2.1.2.1. Ali Fuat Paşa ve 20. Kolordu (Eskişehir Harekatı)

Ali Fuat Paşa’nın ifadesine göre 16 Mart 1920’den itibaren Umum Kuva-yı Milliye Kumandanlığı uhdesinde kalmak üzere tekrar 20. Kolordunun başına geçmesi kararlaştırılmıştır. (Cebesoy, 1953 : 334). Nitekim bir iki gün sonra başlayacak olan II.

Eskişehir harekatını bu ünvanla idare etmiştir. Meclis-i Mebusa’nın dağılması üzerine daha önce kararlaştırıldığı gibi fevkalade selahiyetli bir meclisin Ankara’da açılması ve mebuslardan gelebilenlerin de bu meclise katılma hazırlıkları hızlanmıştı. 19 Mart 1920’de Mustafa Kemal Paşa’nın konu ile ilgili bir tamimi memleketin her tarafına dağıtılmıştı.

Ankara’da açılacak ve milletin kaderini tayin edecek bu meclisin güvenliği ile ileride alınacak kararların tam tatbiki için demiryolu hattı boyunca Anadolu içlerine kadar girmiş olan İngilizler’in bu yerlerden uzaklaştırılması, fakat bu işin herhangi bir silahlı çatışma olmadan yapılması gerekliydi.

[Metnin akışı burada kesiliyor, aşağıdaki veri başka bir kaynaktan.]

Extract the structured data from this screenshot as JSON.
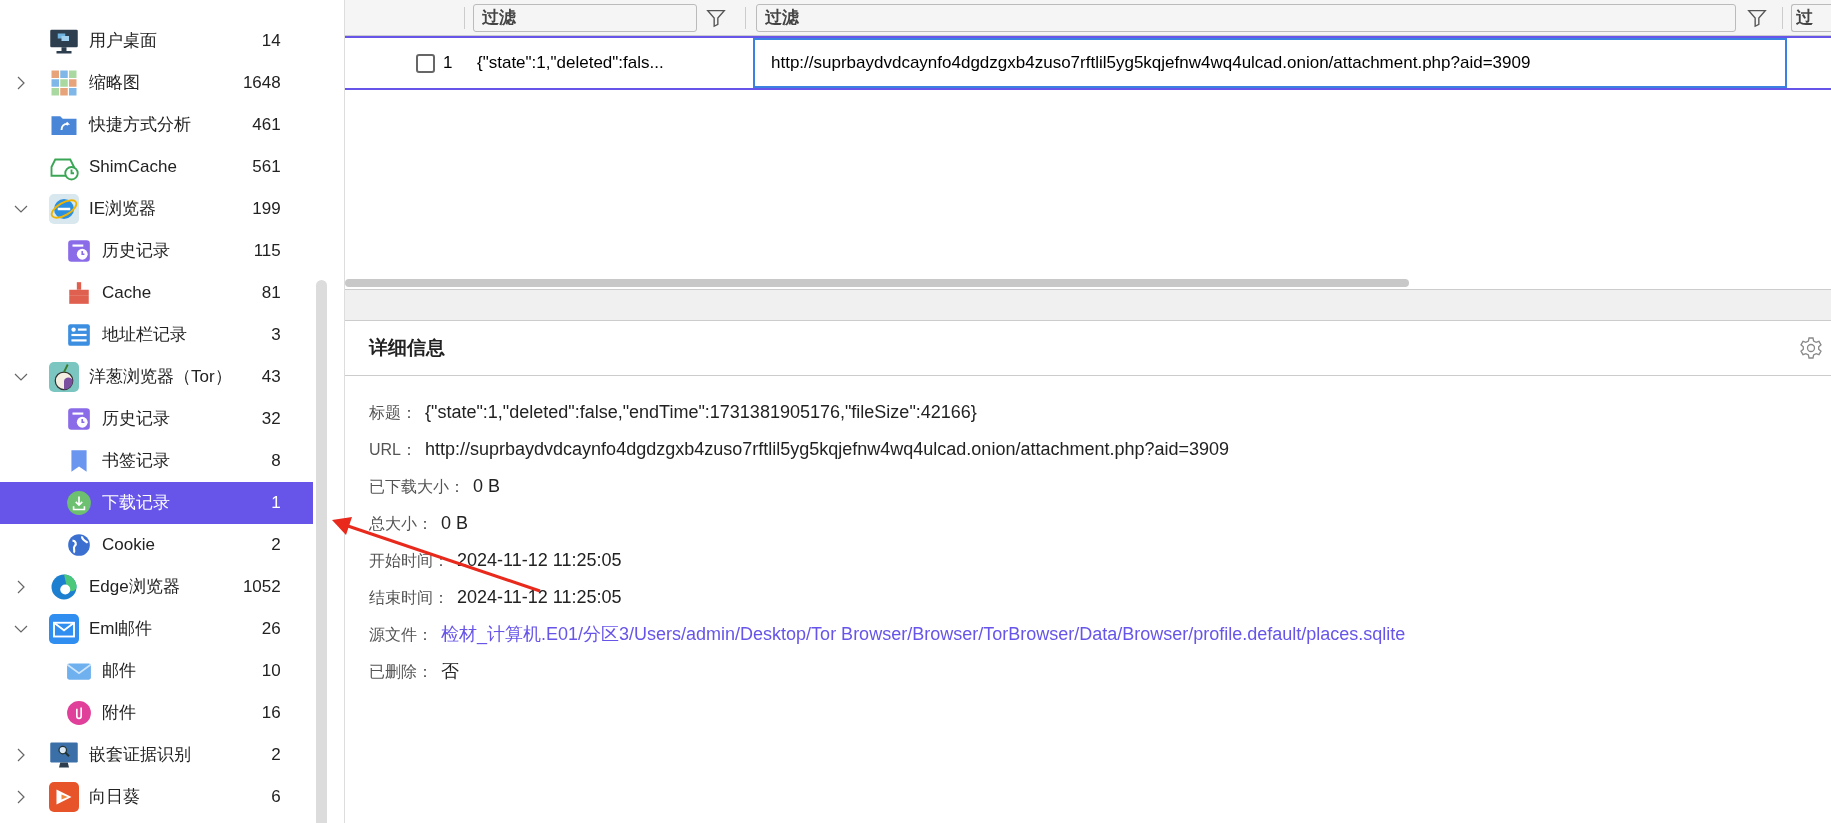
{
  "sidebar": {
    "items": [
      {
        "label": "用户桌面",
        "count": "14",
        "kind": "desktop",
        "selected": false
      },
      {
        "label": "缩略图",
        "count": "1648",
        "kind": "thumbnails",
        "selected": false,
        "expanded": false
      },
      {
        "label": "快捷方式分析",
        "count": "461",
        "kind": "shortcut",
        "selected": false
      },
      {
        "label": "ShimCache",
        "count": "561",
        "kind": "shimcache",
        "selected": false
      },
      {
        "label": "IE浏览器",
        "count": "199",
        "kind": "ie",
        "selected": false,
        "expanded": true,
        "children": [
          {
            "label": "历史记录",
            "count": "115",
            "kind": "history",
            "selected": false
          },
          {
            "label": "Cache",
            "count": "81",
            "kind": "cache",
            "selected": false
          },
          {
            "label": "地址栏记录",
            "count": "3",
            "kind": "addressbar",
            "selected": false
          }
        ]
      },
      {
        "label": "洋葱浏览器（Tor）",
        "count": "43",
        "kind": "tor",
        "selected": false,
        "expanded": true,
        "children": [
          {
            "label": "历史记录",
            "count": "32",
            "kind": "history",
            "selected": false
          },
          {
            "label": "书签记录",
            "count": "8",
            "kind": "bookmark",
            "selected": false
          },
          {
            "label": "下载记录",
            "count": "1",
            "kind": "download",
            "selected": true
          },
          {
            "label": "Cookie",
            "count": "2",
            "kind": "cookie",
            "selected": false
          }
        ]
      },
      {
        "label": "Edge浏览器",
        "count": "1052",
        "kind": "edge",
        "selected": false,
        "expanded": false
      },
      {
        "label": "Eml邮件",
        "count": "26",
        "kind": "email",
        "selected": false,
        "expanded": true,
        "children": [
          {
            "label": "邮件",
            "count": "10",
            "kind": "mail",
            "selected": false
          },
          {
            "label": "附件",
            "count": "16",
            "kind": "attachment",
            "selected": false
          }
        ]
      },
      {
        "label": "嵌套证据识别",
        "count": "2",
        "kind": "nested",
        "selected": false,
        "expanded": false
      },
      {
        "label": "向日葵",
        "count": "6",
        "kind": "sunflower",
        "selected": false,
        "expanded": false
      }
    ]
  },
  "table": {
    "filters": [
      {
        "placeholder": "过滤"
      },
      {
        "placeholder": "过滤"
      },
      {
        "placeholder": "过"
      }
    ],
    "rows": [
      {
        "checked": false,
        "number": "1",
        "title": "{\"state\":1,\"deleted\":fals...",
        "url": "http://suprbaydvdcaynfo4dgdzgxb4zuso7rftlil5yg5kqjefnw4wq4ulcad.onion/attachment.php?aid=3909",
        "selected": true
      }
    ]
  },
  "details": {
    "title": "详细信息",
    "fields": [
      {
        "label": "标题：",
        "value": "{\"state\":1,\"deleted\":false,\"endTime\":1731381905176,\"fileSize\":42166}",
        "kind": "text"
      },
      {
        "label": "URL：",
        "value": "http://suprbaydvdcaynfo4dgdzgxb4zuso7rftlil5yg5kqjefnw4wq4ulcad.onion/attachment.php?aid=3909",
        "kind": "text"
      },
      {
        "label": "已下载大小：",
        "value": "0 B",
        "kind": "text"
      },
      {
        "label": "总大小：",
        "value": "0 B",
        "kind": "text"
      },
      {
        "label": "开始时间：",
        "value": "2024-11-12 11:25:05",
        "kind": "text"
      },
      {
        "label": "结束时间：",
        "value": "2024-11-12 11:25:05",
        "kind": "text"
      },
      {
        "label": "源文件：",
        "value": "检材_计算机.E01/分区3/Users/admin/Desktop/Tor Browser/Browser/TorBrowser/Data/Browser/profile.default/places.sqlite",
        "kind": "link"
      },
      {
        "label": "已删除：",
        "value": "否",
        "kind": "text"
      }
    ]
  }
}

Zaten Harbiye Nezareti’nden Kasım ayından beri İngilizlerin Afyon-Eskişehir arasındaki kuvvetlerini alacakları haberleri geliyordu.

İleride de Yunanlılara karşı girişilecek harekette cephe gerisinin güven altına alınması için İngilizlerin bu bölgeden uzaklaştırılması gerektiği belirtiliyordu.

(Özçelik,1993:130).

Ayrıca yeni kabine Harbiye Nazırı olan Fevzi Paşa, İstanbul’un işgali üzerine halk arasında İngilizler’e karşı nefret uyandığı, bundan rahatsız olan İngilizler’in ise kuvvetlerinden bir kısmını Eskişehir’e almak istediklerini bildiriyor, her kolordunun kendi bölgesindeki mühim noktaları ve sanayi imalatını korumalarını istiyordu.

(Cebesoy, 1953 : 316).

Ali Fuat Paşa’nın ilk hedefi Eskişehir’di. Zira Eskişehir’e hakim olmakla, İstanbul yakınında İtilaf kuvvetlerinin en çok toplandığı ve Anadolu demiryolunun birleştiği

27

(28)

yerde bulunan mühim mevkilerde ve İzmit üzerinde de otorite kurabilecekti. (Şahin, 1999 : 154).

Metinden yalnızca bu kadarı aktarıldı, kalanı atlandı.